Zoro ne put retenir un petit rire, amusé des répliques de son partenaire.

- Parce que tu comptes me quitter pour aller montrer ce que tu as appris à d'autres ?

Le vert avait légèrement eut la voix chevrotante en prononçant cette phrase, il ne voulait perdre quelqu'un comme Sanji, pas après tout ce qu'il s'était passé. Peu importe ce qu'il s'inventait comme excuses, il était forcé d'avouer que depuis qu'il connaissait cet homme, il s'était métamorphosé. Il ne savait pas encore dans quel domaine mais tout ce qu'il savait c'était qu'il ne pouvait plus se passer de cette petite brindille d'or qui risquait à chaque instant de lui filer entre les doigts. Alors il fut soulagé d'entendre celui-ci lui répondre à la négation.

- Non, je n'envisage pas cela.

Puis leurs lèvres s'étaient frôlées jusqu'à entrer en contact entièrement, il l'avait embrassé, l'avait cajolé, tout ça se finissant sur la banquette arrière une nouvelle fois, le blond toujours plus entreprenant à chaque fois.


Il était enfin chez lui, dans son nouvel appartement en compagnie de Robin. Après être rentré de ses "vacances" il alla prendre une bonne douche et alla se coucher, épuisé de cette semaine passée, mais Ô combien heureux. Ce week end, samedi, il avait rendez-vous chez le bretteur, devant se faire ausculter par un médecin. Cela lui laissait quatre jours pour trouver un fournisseur en alimentation pour son restaurant, celui-ci ouvrant la semaine prochaine. « Bordel, faut que je me bouge ! »

Après une bonne sieste de trois grosses heures pendant lesquelles Robin avait eut envie de partir faire quelques courses, il fit quelques recherches sur internet mais abandonna bien vite, ne trouvant personne dans ses budgets.

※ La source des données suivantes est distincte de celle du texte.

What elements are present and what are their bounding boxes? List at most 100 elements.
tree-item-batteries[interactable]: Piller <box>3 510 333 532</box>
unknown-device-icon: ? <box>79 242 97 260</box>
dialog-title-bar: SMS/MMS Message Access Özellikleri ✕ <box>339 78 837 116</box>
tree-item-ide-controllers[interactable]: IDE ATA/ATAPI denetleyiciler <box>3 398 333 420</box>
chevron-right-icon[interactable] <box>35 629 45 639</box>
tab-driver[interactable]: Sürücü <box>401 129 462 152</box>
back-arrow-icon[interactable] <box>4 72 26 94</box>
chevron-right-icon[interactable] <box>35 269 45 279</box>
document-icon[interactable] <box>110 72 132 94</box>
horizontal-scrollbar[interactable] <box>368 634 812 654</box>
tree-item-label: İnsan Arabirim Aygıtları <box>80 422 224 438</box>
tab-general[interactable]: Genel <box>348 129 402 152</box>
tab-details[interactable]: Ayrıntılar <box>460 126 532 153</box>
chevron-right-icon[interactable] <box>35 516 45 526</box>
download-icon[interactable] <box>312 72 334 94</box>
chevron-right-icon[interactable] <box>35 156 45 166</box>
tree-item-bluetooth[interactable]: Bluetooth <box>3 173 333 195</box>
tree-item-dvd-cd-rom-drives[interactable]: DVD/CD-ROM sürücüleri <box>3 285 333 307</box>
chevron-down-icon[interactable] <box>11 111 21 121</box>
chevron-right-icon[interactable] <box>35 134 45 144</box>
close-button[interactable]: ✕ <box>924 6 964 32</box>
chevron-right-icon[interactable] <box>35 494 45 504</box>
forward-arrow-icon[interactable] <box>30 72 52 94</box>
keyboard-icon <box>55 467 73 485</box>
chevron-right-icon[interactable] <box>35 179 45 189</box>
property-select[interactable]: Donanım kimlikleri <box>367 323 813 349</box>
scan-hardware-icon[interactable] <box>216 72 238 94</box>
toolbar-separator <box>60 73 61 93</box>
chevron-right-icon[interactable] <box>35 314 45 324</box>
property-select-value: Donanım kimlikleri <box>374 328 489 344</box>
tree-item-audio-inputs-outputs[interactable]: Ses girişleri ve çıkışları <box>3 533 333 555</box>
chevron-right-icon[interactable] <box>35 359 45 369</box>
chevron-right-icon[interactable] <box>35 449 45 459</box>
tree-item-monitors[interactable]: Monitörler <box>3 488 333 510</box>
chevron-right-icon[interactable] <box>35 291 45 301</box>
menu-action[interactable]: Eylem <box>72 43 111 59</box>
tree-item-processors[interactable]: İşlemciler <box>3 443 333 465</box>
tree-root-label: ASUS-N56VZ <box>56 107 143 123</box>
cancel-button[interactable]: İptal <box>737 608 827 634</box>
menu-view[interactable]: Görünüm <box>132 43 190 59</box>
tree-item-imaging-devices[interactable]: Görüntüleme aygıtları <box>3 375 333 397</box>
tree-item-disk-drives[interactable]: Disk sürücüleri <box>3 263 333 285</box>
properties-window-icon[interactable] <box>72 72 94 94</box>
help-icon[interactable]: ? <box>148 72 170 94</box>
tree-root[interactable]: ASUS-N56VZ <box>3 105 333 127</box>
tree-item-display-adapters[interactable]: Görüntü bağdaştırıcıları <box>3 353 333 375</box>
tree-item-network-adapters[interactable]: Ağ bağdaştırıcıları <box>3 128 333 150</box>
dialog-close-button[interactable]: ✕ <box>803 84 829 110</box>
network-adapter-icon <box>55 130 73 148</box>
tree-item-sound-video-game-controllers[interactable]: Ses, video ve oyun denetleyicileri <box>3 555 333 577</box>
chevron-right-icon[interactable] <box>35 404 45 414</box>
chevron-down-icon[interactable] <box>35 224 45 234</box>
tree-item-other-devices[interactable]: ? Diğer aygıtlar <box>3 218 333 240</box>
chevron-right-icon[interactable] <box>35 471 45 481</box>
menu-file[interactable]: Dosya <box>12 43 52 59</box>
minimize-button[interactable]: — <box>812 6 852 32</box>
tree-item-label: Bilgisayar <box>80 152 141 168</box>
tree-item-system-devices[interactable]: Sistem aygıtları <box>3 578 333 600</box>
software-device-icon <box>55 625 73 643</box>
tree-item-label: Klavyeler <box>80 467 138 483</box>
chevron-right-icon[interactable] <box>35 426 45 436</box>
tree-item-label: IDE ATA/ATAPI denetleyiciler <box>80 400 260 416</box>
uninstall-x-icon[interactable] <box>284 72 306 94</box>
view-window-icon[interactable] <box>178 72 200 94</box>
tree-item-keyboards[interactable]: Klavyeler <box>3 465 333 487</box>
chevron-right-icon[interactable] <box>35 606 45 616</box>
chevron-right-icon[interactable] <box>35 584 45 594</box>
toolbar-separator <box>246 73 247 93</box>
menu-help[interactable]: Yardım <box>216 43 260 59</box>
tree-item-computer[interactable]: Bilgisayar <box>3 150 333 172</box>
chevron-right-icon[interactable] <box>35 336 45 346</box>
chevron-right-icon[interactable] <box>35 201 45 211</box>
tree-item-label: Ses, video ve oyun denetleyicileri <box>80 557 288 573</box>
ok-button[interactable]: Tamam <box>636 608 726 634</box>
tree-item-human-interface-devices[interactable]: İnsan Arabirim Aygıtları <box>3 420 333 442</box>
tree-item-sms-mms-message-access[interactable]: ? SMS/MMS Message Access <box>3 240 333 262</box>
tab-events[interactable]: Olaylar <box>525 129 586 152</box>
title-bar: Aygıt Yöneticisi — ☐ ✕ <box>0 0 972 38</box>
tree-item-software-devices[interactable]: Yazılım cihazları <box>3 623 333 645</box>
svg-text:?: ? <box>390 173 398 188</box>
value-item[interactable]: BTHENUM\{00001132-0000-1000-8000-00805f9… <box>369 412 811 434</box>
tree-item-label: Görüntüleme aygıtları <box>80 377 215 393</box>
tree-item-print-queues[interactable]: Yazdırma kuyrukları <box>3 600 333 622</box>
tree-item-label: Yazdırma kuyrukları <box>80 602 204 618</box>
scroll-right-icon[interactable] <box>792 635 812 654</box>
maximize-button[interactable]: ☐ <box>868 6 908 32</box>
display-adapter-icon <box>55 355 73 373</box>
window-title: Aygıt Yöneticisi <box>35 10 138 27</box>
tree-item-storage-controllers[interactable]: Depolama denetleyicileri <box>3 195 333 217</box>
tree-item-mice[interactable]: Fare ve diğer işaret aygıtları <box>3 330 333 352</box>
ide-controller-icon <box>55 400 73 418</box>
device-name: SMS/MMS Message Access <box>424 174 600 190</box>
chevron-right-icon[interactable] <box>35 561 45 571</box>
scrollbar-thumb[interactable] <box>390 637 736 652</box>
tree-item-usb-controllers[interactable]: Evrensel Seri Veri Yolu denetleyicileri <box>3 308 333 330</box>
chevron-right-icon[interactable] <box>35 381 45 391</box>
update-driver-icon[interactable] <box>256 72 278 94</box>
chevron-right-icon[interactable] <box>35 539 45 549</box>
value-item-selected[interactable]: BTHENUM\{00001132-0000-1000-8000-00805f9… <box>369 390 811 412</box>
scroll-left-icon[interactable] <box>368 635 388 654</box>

- Tu devrais demander à ton petit-ami, il devrait pouvoir t'aider. Si ce n'est pas déjà fait, fit une voix froide dans son dos.

Sanji sursauta, ne s'attendant pas à voir son amie rousse. Il se leva d'un bond malgré son état pas très présentable dut à l'absence d'habits hormis de son boxer, lui compta fleurette, comme il savait si bien le faire.

- Nami-san, tu es toujours aussi belle ! Quelle joie de te revoir !

- Oui, oui. Moi aussi, répondit-elle, hautaine.

Le blond fronça les sourcils. Si elle se comportait ainsi c'est que ça n'allait vraiment pas et que ça allait chauffer pour son matricule. Attendez... Elle avait dit "petit-ami" tout à l'heure ? Saurait-elle pour lui et... ?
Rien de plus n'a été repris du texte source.